Members of the Beijing-based Ark (Fangzhou) Church visited the “petitioners' village” near the Beijing South Railroad Station at about 4 p.m. on July 16 and offered approximately 330 pounds of free food. Over 100 petitioners received assistance. They were encouraged by the Ark's generosity and again called for the government to respect civil rights and eliminate corruption.
The petitioners individually traveled to Beijing to appeal to the central government when they felt that the local and provincial government did not treat them fairly. Due to a lack of funds, they often stay in an impoverished area near the Beijing South Railroad Station. The area is now nicknamed “petitioners' village.”
The “petitioners' village” is often harassed and raided by local police, administrative staff, and thugs. In early 2006, the government said they needed to acquire land for the Olympic Games and demolished all the houses in the “petitioners' village.” The homeless petitioners built temporary sheds and tents at the same location. Many of them are hungry, wear tattered clothes, and panhandle to survive. The poor sanitary condition caused many to fall ill. Some have died in the streets due to illnesses.
The petitioners were excited and grateful to receive the food, thanking the Ark Church for their contribution. They also read out loud from a piece of paper detailing the human and civil rights abuses they experienced. They hoped one day the government would correct the wrongs.
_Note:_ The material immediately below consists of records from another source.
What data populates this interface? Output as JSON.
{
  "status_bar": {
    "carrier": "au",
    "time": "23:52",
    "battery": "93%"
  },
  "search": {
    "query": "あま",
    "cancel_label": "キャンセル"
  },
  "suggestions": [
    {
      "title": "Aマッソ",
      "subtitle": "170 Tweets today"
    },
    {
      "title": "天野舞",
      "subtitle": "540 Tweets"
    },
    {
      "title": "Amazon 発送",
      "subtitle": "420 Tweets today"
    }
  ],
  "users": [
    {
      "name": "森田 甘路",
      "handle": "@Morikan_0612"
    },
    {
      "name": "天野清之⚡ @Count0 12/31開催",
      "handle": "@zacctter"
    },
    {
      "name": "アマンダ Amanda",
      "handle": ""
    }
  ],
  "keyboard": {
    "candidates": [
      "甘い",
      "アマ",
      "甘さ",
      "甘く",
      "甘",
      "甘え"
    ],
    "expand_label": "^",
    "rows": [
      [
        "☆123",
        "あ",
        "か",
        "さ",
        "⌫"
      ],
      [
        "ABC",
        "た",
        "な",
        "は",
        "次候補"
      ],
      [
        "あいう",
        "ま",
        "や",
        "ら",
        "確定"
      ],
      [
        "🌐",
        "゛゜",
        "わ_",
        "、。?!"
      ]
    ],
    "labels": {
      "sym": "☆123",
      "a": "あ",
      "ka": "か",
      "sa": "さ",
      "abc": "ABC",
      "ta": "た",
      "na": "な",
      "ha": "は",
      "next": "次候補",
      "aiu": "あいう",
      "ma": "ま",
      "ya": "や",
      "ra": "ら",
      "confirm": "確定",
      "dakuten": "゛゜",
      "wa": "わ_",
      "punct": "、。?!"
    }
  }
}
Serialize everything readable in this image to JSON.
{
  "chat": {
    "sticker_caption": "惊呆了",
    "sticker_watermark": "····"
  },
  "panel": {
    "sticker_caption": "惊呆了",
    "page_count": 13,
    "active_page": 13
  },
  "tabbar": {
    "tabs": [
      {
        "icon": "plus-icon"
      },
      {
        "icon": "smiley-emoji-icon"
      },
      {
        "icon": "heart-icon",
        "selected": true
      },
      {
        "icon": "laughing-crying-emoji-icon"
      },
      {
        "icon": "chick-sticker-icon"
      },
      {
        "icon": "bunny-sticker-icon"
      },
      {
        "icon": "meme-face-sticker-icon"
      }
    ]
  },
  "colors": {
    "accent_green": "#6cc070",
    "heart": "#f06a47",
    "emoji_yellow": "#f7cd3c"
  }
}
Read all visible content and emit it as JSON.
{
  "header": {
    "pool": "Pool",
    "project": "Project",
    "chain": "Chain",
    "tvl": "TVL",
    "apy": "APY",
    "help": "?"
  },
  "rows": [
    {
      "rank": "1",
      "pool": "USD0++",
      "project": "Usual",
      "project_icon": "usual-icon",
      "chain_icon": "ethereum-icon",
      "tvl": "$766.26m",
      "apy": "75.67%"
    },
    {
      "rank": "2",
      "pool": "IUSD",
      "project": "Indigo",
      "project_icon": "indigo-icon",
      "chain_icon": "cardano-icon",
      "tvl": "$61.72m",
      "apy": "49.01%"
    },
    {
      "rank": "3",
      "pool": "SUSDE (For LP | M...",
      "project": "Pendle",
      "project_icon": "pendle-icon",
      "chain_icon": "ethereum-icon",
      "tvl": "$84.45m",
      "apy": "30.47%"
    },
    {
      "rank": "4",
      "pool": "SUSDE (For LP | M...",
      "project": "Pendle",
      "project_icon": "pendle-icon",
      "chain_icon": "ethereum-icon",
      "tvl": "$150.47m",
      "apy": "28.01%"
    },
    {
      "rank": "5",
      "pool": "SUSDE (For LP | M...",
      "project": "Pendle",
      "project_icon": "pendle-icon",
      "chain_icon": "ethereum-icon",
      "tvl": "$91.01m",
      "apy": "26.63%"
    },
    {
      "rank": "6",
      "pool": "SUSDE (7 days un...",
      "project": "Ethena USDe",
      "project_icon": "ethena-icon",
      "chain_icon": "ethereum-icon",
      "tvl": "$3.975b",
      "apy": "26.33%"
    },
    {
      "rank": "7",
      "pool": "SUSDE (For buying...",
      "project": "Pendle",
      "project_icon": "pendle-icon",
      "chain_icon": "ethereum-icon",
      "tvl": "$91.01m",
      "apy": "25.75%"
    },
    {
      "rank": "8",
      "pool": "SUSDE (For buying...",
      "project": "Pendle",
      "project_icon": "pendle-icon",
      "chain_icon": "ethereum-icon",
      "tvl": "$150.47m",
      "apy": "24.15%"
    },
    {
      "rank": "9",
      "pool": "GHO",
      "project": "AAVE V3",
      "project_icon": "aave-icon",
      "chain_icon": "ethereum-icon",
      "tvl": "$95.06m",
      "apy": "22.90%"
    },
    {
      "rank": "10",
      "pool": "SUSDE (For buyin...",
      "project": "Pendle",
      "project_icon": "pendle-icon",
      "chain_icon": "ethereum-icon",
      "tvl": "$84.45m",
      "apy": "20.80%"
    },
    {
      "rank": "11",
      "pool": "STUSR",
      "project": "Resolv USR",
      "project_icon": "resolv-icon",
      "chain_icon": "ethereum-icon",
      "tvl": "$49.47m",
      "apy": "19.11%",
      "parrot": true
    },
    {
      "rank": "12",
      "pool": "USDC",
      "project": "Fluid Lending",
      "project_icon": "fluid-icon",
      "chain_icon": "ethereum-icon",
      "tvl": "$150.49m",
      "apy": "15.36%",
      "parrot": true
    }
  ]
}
Ark Church collected donations during its prayer meeting on June 26 to rescue blind human rights activist Chen Guangcheng, who was wrongfully detained. Ark Church is a house church formed by a number of attorneys and writers who advocate for civil rights, including Gao Zhisheng, Fan Yafeng, Li Baiguang, Wang Guangze, Yu Jie, and Bei Cun.
On January 8, 2006, the police harassed the Ark Church and accused the members of conducting “illegal activities.” The police's action was met with strong resistance from the members.